Search code examples
azureazure-blob-storageazure-eventgrid

Blob Created event only after Blob committed?


We have set up a Azure Function with an eventHubTrigger to read blobs created by Apache Nifi. The EventGridSchema is filtered for Blob Created events, largely working fine. The problem is that the Azure Function occasionally fetches the blob before it is fully committed.

Storage account is of type BlockBlobStorage with Hierarchical namespace. The StorageBlobLogs shows that the typical sequence of operations:

Nifi processor: CreatePathFile > AppendFile > FlushFile. Followed by the Azure Function doing Getblob > DeleteBlob. When the problem occurs, the GetBlob operation happens prior to FlushFile or even prior to AppendFile

It seems that only the CreatePathFile operation trigges Blob Created events. The docs indicates that FlushWithClose would also trigger it, and we have tried applying an event filter on data.api without achieving anything other than stopping function runs altogether.

How can we setup a subscription for Blob Created Event triggered strictly after the Blob has been fully committed?


Solution

  • How can we setup a subscription for Blob Created Event triggered strictly after the Blob has been fully committed?

    There is no configuration as it depends upon which operation your client is using for in the blob REST API. The same is documented here for the Microsoft.Storage.BlobCreated created when it is fired.

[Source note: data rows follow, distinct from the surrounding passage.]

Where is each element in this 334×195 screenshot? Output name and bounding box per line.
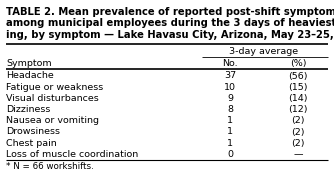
Text: (15): (15) bbox=[288, 83, 308, 92]
Text: (2): (2) bbox=[291, 116, 305, 125]
Text: (12): (12) bbox=[288, 105, 308, 114]
Text: (%): (%) bbox=[290, 59, 306, 68]
Text: 9: 9 bbox=[227, 94, 233, 103]
Text: Drowsiness: Drowsiness bbox=[6, 128, 60, 136]
Text: 3-day average: 3-day average bbox=[229, 46, 299, 56]
Text: 37: 37 bbox=[224, 72, 236, 81]
Text: Loss of muscle coordination: Loss of muscle coordination bbox=[6, 150, 138, 159]
Text: 10: 10 bbox=[224, 83, 236, 92]
Text: (14): (14) bbox=[288, 94, 308, 103]
Text: Headache: Headache bbox=[6, 72, 54, 81]
Text: Visual disturbances: Visual disturbances bbox=[6, 94, 99, 103]
Text: Dizziness: Dizziness bbox=[6, 105, 50, 114]
Text: Chest pain: Chest pain bbox=[6, 139, 57, 148]
Text: 8: 8 bbox=[227, 105, 233, 114]
Text: (56): (56) bbox=[288, 72, 308, 81]
Text: —: — bbox=[293, 150, 303, 159]
Text: Nausea or vomiting: Nausea or vomiting bbox=[6, 116, 99, 125]
Text: 1: 1 bbox=[227, 128, 233, 136]
Text: Symptom: Symptom bbox=[6, 59, 52, 68]
Text: (2): (2) bbox=[291, 139, 305, 148]
Text: Fatigue or weakness: Fatigue or weakness bbox=[6, 83, 103, 92]
Text: 0: 0 bbox=[227, 150, 233, 159]
Text: (2): (2) bbox=[291, 128, 305, 136]
Text: among municipal employees during the 3 days of heaviest boat-: among municipal employees during the 3 d… bbox=[6, 19, 334, 28]
Text: ing, by symptom — Lake Havasu City, Arizona, May 23–25, 2003*: ing, by symptom — Lake Havasu City, Ariz… bbox=[6, 30, 334, 40]
Text: 1: 1 bbox=[227, 139, 233, 148]
Text: * N = 66 workshifts.: * N = 66 workshifts. bbox=[6, 162, 94, 171]
Text: 1: 1 bbox=[227, 116, 233, 125]
Text: TABLE 2. Mean prevalence of reported post-shift symptoms: TABLE 2. Mean prevalence of reported pos… bbox=[6, 7, 334, 17]
Text: No.: No. bbox=[222, 59, 238, 68]
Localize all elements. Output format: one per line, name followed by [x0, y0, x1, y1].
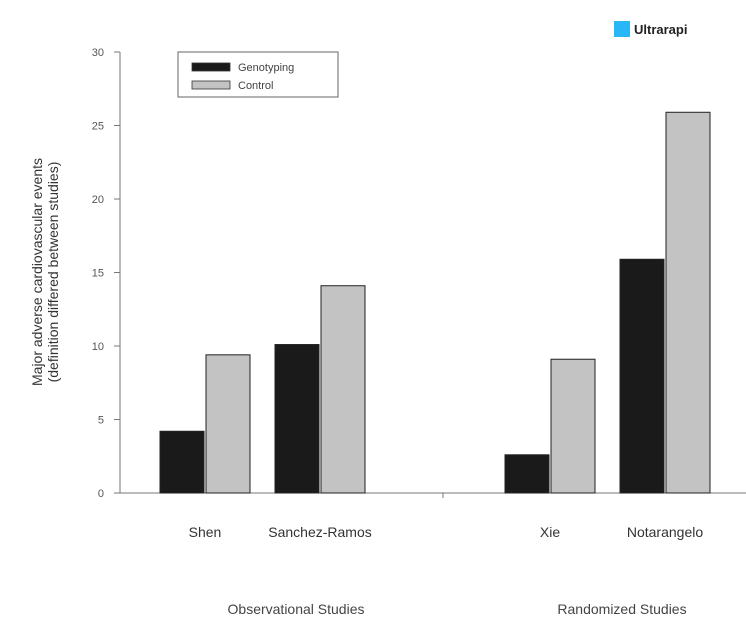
group-label-randomized: Randomized Studies [557, 601, 686, 617]
y-tick-label: 30 [92, 47, 104, 59]
legend-frame [177, 51, 339, 98]
category-label-sanchez-ramos: Sanchez-Ramos [268, 524, 372, 540]
category-label-notarangelo: Notarangelo [627, 524, 703, 540]
y-axis-title: Major adverse cardiovascular events (def… [29, 158, 61, 386]
y-tick-label: 25 [92, 121, 104, 133]
top-series-swatch [614, 21, 630, 37]
y-tick-label: 0 [98, 488, 104, 500]
category-label-xie: Xie [540, 524, 560, 540]
top-series-label: Ultrarapi [634, 22, 687, 37]
top-series-tag: Ultrarapi [614, 21, 687, 37]
bar-series [159, 111, 711, 494]
bar-control-sanchez-ramos [320, 285, 366, 494]
group-label-observational: Observational Studies [228, 601, 365, 617]
bar-genotyping-sanchez-ramos [274, 344, 320, 494]
bar-control-notarangelo [665, 111, 711, 494]
bar-genotyping-shen [159, 430, 205, 494]
y-tick-label: 5 [98, 415, 104, 427]
y-tick-label: 15 [92, 268, 104, 280]
legend-label-genotyping: Genotyping [238, 62, 294, 74]
legend-label-control: Control [238, 80, 273, 92]
y-axis-title-line2: (definition differed between studies) [45, 162, 61, 383]
y-axis-ticks: 0 5 10 15 20 25 30 [92, 47, 120, 500]
bar-control-xie [550, 358, 596, 494]
legend-swatch-genotyping [191, 62, 231, 72]
bar-genotyping-notarangelo [619, 258, 665, 494]
y-axis-title-line1: Major adverse cardiovascular events [29, 158, 45, 386]
legend-swatch-control [191, 80, 231, 90]
bar-control-shen [205, 354, 251, 494]
legend: Genotyping Control [177, 51, 339, 98]
bar-genotyping-xie [504, 454, 550, 494]
y-tick-label: 10 [92, 341, 104, 353]
y-tick-label: 20 [92, 194, 104, 206]
category-label-shen: Shen [189, 524, 222, 540]
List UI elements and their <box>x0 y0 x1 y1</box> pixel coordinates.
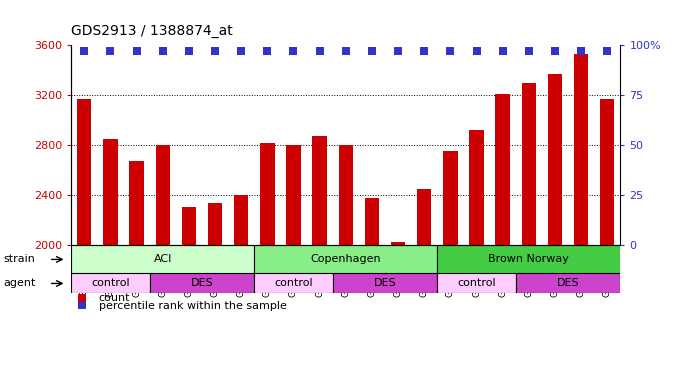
Text: DES: DES <box>557 279 580 288</box>
Bar <box>574 54 589 245</box>
Bar <box>338 145 353 245</box>
Bar <box>600 99 614 245</box>
Bar <box>437 245 620 273</box>
Point <box>77 303 87 309</box>
Bar <box>129 162 144 245</box>
Point <box>79 48 89 54</box>
Point <box>262 48 273 54</box>
Point <box>602 48 613 54</box>
Point <box>288 48 299 54</box>
Bar <box>391 242 405 245</box>
Point <box>314 48 325 54</box>
Bar <box>103 139 117 245</box>
Bar <box>77 99 92 245</box>
Bar <box>182 207 196 245</box>
Bar <box>208 203 222 245</box>
Bar <box>254 273 333 294</box>
Bar <box>516 273 620 294</box>
Point <box>523 48 534 54</box>
Point <box>576 48 586 54</box>
Bar <box>254 245 437 273</box>
Bar <box>469 130 483 245</box>
Text: control: control <box>274 279 313 288</box>
Point <box>77 295 87 301</box>
Text: strain: strain <box>3 254 35 264</box>
Text: control: control <box>457 279 496 288</box>
Bar <box>437 273 516 294</box>
Point <box>131 48 142 54</box>
Bar <box>71 273 150 294</box>
Point <box>236 48 247 54</box>
Point <box>367 48 378 54</box>
Text: control: control <box>91 279 129 288</box>
Point <box>184 48 195 54</box>
Text: percentile rank within the sample: percentile rank within the sample <box>99 301 287 311</box>
Bar <box>333 273 437 294</box>
Point <box>550 48 561 54</box>
Bar <box>71 245 254 273</box>
Bar <box>313 136 327 245</box>
Bar <box>496 94 510 245</box>
Bar <box>150 273 254 294</box>
Text: ACI: ACI <box>153 254 172 264</box>
Text: count: count <box>99 292 130 303</box>
Point <box>497 48 508 54</box>
Text: DES: DES <box>191 279 214 288</box>
Text: DES: DES <box>374 279 397 288</box>
Bar <box>260 142 275 245</box>
Point <box>105 48 116 54</box>
Bar <box>521 82 536 245</box>
Bar <box>365 198 379 245</box>
Point <box>340 48 351 54</box>
Text: Copenhagen: Copenhagen <box>311 254 381 264</box>
Bar <box>443 152 458 245</box>
Point <box>157 48 168 54</box>
Point <box>393 48 403 54</box>
Point <box>419 48 430 54</box>
Bar <box>417 189 431 245</box>
Bar <box>234 195 248 245</box>
Bar <box>548 74 562 245</box>
Point <box>471 48 482 54</box>
Point <box>445 48 456 54</box>
Bar <box>286 145 300 245</box>
Text: Brown Norway: Brown Norway <box>488 254 570 264</box>
Text: GDS2913 / 1388874_at: GDS2913 / 1388874_at <box>71 24 233 38</box>
Point <box>210 48 220 54</box>
Bar <box>155 145 170 245</box>
Text: agent: agent <box>3 279 36 288</box>
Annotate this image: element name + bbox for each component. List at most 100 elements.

    Triggered when a blob is created or replaced. Specifically, this event is triggered when clients use the PutBlob, PutBlockList, or CopyBlob operations that are available in the Blob REST API and when the Block Blob is completely committed. If clients use the CopyBlob operation on accounts that have the hierarchical namespace feature enabled on them, the CopyBlob operation works a little differently. In that case, the Microsoft.Storage.BlobCreated event is triggered when the CopyBlob operation is initiated and not when the Block Blob is completely committed.